Note: Originally posted Dec 4th on baaaaa.com -rick

 

The Yearning Heart Pines

Artist: Sean Seal

For which cause we faint not; but though our outward man perish, yet the inward man is renewed day by day.

2 Corinthians 4:16 (KJV)

We must look and listen intently. As our focus fades outwardly, He fortifies inward. Trust your inward life.

There is a world we walk in that is bent on material subjectivity. There is a plan this subjectivity has and it is to sway emotion. We compare and we covet and we consume. We believe in our temporal nature, there is a goal in our action – an end to our means. We are taught to look to the stars. To dream dreams! All our awareness is inspired curiosity and all wisdom is first theory, then proven law, or sadly it is simple self-reasoning without substance. There is a fragile, dying, law in this world. Too many abide by it and it is temporary.

Man carries the weight of generations on his shoulders. Crying, “There must be more!” He spins his ideas rooted in his head and others do the same. They look to a depleting ego.

Man carries traces of all generations going back to Adam. He is truly fallen but he has, in his subconscious, the One’s heart of compassion that blows gentle  breezes carrying feathers of hints spurring wonderment. This One’s heart speaks, whispering into churning souls that hear something but continue looking off into the night. There in the night it is dark and the answers float in and out of sight. They lure and tease. They tempt and lustily comply. The churning heart of a hopeless a man will be teased for a while then it yearns. It yearns for something real.  Maybe the One Who is real?

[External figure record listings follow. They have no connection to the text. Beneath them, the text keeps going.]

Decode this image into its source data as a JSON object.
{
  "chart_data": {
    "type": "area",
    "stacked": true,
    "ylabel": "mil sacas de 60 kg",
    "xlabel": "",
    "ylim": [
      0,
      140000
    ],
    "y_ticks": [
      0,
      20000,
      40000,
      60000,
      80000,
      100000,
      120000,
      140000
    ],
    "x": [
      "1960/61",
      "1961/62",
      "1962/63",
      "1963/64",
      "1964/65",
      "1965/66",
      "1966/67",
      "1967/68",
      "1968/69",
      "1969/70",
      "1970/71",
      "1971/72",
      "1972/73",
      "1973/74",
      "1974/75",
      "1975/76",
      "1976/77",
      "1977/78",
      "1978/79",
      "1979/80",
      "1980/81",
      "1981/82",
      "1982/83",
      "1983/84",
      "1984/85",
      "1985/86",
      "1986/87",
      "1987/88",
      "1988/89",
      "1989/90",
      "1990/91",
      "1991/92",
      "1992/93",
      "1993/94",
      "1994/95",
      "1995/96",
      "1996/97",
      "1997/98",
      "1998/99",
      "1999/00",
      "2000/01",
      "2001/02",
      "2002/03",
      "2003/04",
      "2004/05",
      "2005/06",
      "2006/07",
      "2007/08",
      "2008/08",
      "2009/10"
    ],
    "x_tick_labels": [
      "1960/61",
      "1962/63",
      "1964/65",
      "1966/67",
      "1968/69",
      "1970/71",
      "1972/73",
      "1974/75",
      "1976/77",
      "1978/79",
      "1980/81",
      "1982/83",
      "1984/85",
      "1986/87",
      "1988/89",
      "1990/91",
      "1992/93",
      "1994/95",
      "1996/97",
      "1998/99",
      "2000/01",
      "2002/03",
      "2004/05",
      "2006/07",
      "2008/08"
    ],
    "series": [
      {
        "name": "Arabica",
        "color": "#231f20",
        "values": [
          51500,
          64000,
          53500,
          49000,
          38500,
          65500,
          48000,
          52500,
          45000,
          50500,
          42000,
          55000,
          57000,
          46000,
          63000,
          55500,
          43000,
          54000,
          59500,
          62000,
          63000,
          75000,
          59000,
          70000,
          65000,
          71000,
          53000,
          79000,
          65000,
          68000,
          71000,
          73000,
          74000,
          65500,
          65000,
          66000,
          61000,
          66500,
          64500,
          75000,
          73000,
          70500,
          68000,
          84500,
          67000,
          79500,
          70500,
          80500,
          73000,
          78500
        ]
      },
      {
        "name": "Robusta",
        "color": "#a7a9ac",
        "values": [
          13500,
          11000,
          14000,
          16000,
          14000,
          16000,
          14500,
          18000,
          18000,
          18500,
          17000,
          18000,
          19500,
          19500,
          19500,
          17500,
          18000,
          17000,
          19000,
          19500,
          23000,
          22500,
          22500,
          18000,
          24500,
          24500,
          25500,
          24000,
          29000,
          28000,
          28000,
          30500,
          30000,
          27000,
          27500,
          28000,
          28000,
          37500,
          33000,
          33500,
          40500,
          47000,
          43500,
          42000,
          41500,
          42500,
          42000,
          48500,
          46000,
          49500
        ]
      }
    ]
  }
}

Beyond the nebulae and galaxies and any star,

There is a place where a King sits afar.

His gentle thoughts caress agitated minds,

Where a spirit looks until it finds. 

Peace and love and comforting glow,

The One who sits will surely know

how the yearning heart pines.

The world is subjective and each one upon its face carries a subjectivity with him to survive. The angst of death is much too strong. We must placate this existence with things that float to and fro, in and out of the light-less night. The world upon the shoulders of all. Guilt torments and erodes the outward face of a tired soul. Help them O Lord.

So He does. He gives us His Word. But the word says there is a perfect Law of Liberty [a]written upon the hearts [b] of we who follows His path. Too weary to search the darkness anymore, we turn to God. He is the One. We now look inward to this Law written on our hearts. What is perfect? Jesus is perfect and He is our beacon of all hope. Now all can look to One beacon rather than contrive ideas eternally from endless self-reason. This is the contrast between the Absolute and the Relative. Man always will debate.

It is inward where we go to see eternal. A seeming paradox. Inside is an Ego – it is our ‘self’. Why should we look there?  The sanctified people die inside to live [c]. Slowly our outward perspective fades and the inward flourishes. As we become keen to our inward perspective, we see the eyes of God. We talk with Him and He reassures us in all times. It is in this way we learn to trust. With a trust that spurns the temporal, there is born an eternal trust. Jesus did not die in vain, but He died because Man was born perfect in the image of God and fell into guilt. He reaches out for God and God understands. He sent His Son to show just how much we mean to Him. When we see Him now, inwardly, we see His gentleness and beauty. There is so much beauty is one second with God than a lifetime of charm that floats out of the darkness.

I pray we seek Him on bent knees and really try to listen. Pray two ways: talk to Him and listen to Him. He always speaks and when we wonder of the goodness of His answer, we thank Him regardless of what pieces of our outer self tell us are bad. There is only good.